She is scheduled to arrive at the Jomo Kenyatta International Airport at 8am, and from there travel to the city centre for meetings with President Mwai Kibaki, Prime Minister Raila Odinga and Chief Justice Willy Mutunga.
She will also hold talks with top Independent Electoral Commission officials led by Chairman Isaack Hassan at the InterContinental hotel from 1pm.
“The Secretary will meet President Kibaki, Prime Minister Odinga, and other government officials to emphasise her support for transparent, credible, non-violent national elections in 2013,” US State Department spokeswoman Victoria Nuland said.
Clinton arrived in South Sudan’s capital Juba on Friday, becoming the highest-ranking US official to visit the world’s newest nation, which split from former civil war foe Sudan last year.
She is due to meet President Salva Kiir and Foreign Minister Nhial Deng Nhial on the three-hour long trip, where she’s expected to highlight Washington’s concern over the bitter dispute between Juba and Khartoum.
Arriving in the steamy heat of the ramshackle Juba – a rapidly growing city largely made up of simple tin-roof huts strung out alongside the White Nile River – the top US diplomat headed to the presidency to meet with Kiir.
Juba’s government has yet to agree on a raft of issues with the rump state of Sudan such as border demarcation and contested areas in oil-rich regions, which were left unresolved after they split in July 2011.
The UN Security Council gave the two countries until August 2 to reach a deal or face sanctions, after they came close to a return to all-out war earlier this year. That deadline elapsed yesterday.

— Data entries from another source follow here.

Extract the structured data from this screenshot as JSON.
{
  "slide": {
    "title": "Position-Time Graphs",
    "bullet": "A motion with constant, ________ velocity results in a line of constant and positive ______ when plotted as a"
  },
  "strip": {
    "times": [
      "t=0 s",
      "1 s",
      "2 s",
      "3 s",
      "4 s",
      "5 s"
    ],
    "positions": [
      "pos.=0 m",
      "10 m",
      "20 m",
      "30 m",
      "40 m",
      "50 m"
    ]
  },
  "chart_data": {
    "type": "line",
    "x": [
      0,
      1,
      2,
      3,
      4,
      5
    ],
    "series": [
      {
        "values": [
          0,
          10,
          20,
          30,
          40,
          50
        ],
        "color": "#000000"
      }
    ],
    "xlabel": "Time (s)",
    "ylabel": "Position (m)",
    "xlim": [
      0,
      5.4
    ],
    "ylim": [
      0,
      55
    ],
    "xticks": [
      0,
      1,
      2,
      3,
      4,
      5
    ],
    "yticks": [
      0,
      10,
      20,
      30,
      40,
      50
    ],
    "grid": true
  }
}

While showing continued support to South Sudan, Clinton “will express our continued concern about the lack of movement in the resolution of the key issues that divide the two countries,” said the statement.
Clinton’s 11-day, seven nation Africa tour is focused on the Obama administration’s new Africa strategy of promoting development by stimulating economic growth while advancing peace and security and strengthening democracy.
Earlier this year, Clinton pledged US backing for democratic and economic development in North Africa as she toured the region that gave birth to the Arab Spring.